Smith played the aging Henry as well as his clone, Junior, channeling his younger self. Junior, therefore, represents a major character breakthrough for Weta, appearing in more than half the movie, and required to express a range of emotions performed by Smith.

Weta created the CG Junior (under the supervision of Guy Williams) by studying the morphology of aging at it applied to the actor. The wizards of Weta then made great strides particularly in the areas of skin and eye work. The animators created a new procedural software for pores that simulates areas between the pores and along the natural fall lines for a more natural look. And modeled a dark retina for the eyes to reveal more depth, and provided an additional film surface that sits across the eye for greater fidelity.

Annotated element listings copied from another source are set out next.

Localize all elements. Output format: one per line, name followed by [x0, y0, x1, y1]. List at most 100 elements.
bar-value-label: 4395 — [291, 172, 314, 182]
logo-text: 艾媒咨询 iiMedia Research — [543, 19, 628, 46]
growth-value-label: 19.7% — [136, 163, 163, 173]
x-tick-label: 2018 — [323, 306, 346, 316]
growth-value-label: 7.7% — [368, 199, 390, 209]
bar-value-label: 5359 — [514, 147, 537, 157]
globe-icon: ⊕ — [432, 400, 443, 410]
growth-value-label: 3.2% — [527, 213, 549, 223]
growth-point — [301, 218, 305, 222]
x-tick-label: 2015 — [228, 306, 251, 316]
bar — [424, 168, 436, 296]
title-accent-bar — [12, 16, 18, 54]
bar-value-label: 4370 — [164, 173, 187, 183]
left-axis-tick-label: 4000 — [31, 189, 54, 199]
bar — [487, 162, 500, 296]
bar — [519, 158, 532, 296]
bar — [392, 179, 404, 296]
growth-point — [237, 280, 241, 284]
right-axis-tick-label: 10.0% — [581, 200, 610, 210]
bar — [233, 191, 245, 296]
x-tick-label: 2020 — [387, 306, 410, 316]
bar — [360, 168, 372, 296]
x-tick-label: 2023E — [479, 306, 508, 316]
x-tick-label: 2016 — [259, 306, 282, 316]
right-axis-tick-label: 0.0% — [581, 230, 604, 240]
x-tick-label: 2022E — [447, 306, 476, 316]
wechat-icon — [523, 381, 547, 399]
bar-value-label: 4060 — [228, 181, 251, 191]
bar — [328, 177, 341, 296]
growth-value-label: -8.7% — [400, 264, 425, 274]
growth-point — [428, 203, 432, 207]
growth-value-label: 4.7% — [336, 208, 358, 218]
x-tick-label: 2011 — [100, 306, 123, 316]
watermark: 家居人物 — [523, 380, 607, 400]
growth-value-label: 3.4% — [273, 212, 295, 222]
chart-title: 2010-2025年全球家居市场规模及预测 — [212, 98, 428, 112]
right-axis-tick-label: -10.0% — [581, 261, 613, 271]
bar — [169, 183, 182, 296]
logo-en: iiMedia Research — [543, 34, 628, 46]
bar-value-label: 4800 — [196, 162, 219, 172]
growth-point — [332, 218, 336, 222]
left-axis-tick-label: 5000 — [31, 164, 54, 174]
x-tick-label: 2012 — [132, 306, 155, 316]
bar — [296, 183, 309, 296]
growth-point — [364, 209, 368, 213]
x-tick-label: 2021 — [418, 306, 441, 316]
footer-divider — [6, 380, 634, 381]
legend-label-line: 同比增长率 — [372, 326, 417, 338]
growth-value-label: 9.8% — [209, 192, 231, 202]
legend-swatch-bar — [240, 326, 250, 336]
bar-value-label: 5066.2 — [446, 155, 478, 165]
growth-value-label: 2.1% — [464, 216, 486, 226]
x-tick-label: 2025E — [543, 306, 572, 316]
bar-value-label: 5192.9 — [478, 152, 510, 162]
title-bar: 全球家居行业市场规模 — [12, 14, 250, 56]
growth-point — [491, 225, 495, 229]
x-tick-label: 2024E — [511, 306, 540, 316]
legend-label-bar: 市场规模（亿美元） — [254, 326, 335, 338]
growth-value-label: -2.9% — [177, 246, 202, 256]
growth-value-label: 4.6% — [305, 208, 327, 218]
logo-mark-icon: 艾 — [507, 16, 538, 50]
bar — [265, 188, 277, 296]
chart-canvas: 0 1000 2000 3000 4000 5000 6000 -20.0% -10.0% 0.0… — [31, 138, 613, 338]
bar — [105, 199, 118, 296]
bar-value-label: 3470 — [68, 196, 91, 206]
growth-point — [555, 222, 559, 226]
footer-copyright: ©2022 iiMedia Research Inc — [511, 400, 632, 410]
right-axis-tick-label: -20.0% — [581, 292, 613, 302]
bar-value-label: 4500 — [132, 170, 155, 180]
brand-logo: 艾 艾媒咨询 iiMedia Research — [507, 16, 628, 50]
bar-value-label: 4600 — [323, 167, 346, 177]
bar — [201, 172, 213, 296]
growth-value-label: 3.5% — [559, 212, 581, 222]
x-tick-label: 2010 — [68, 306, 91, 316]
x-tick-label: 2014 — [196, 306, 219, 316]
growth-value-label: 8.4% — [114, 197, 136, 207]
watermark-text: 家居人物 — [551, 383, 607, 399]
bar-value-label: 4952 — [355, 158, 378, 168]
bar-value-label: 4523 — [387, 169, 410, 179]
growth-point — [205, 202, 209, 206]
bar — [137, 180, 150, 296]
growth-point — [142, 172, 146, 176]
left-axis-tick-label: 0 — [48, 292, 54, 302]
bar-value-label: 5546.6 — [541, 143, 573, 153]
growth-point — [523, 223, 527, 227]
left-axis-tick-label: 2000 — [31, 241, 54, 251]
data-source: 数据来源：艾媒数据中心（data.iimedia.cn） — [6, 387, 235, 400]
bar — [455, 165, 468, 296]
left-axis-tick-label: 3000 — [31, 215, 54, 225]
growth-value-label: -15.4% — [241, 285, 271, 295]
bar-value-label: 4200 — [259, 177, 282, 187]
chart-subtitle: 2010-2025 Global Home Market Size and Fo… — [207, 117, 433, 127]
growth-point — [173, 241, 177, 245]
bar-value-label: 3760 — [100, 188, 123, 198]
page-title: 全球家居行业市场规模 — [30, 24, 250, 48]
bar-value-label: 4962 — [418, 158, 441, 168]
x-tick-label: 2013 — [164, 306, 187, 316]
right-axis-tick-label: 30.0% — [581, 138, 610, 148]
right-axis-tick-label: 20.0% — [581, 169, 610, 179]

And accommodating 120 fps worked to Weta’s advantage with some of the smooth skin artifice replaced by more natural sharpness and crispness. “That’s why we [pushed] the envelope as hard as we possibly can do,” said Westenhofer, “to be the first to deliver a fully convincing digital human.”

But Lola, the de-aging expert, has come a long way since touching up Patrick Stewart and Ian McKellen in “X-Men: The Last Stand” (2006), Brad Pitt in the Oscar-winning “The Curious Case of Benjamin Button” (2008), Michael Douglas in “Ant-Man” (2015), Robert Downey Jr. in “Captain America: Civil War” (2016), Kurt Russell in “Guardians of the Galaxy Vol. 2” (2017), and Douglas, Michelle Pfeiffer, and Laurence Fishburne in “Ant-Man and the Wasp” (2018).

“One of the things that we’d always done in the past was to shoot a double and to recreate a performance so the main actor would do the piece, the other actor would watch, and then they would re-enact the thing,” said “Captain Marvel'” production VFX supervisor Christopher Townsend. “But with Sam being in two-thirds of ‘Captain Marvel,’ we couldn’t do that. It would take too much time and be too difficult to match performances for every shot.”

Fortunately, Jackson has aged very well and has great skin, so it was no problem for Lola to go without a double. They used some makeup to pull back the skin on his neck, but relied on the actor’s performance with no grafting — just slimming and tightening and smoothing over. “It’s very exciting to arrive at this point where we’re de-aging a major character for the entire length of a film,” said Lola VFX supervisor Trent Claus. “With a project of this scale, we did indeed have to modify our usual methods a bit in order to accommodate the volume of shots.”

Ultimately, though, the de-aging process must always be at the service of the actor’s performance. “You’re sculpting this whole thing,” Scorsese said. “It’s like living models in a way. Plus the truth of how they’re interpreting. It’s an extraordinary experience.”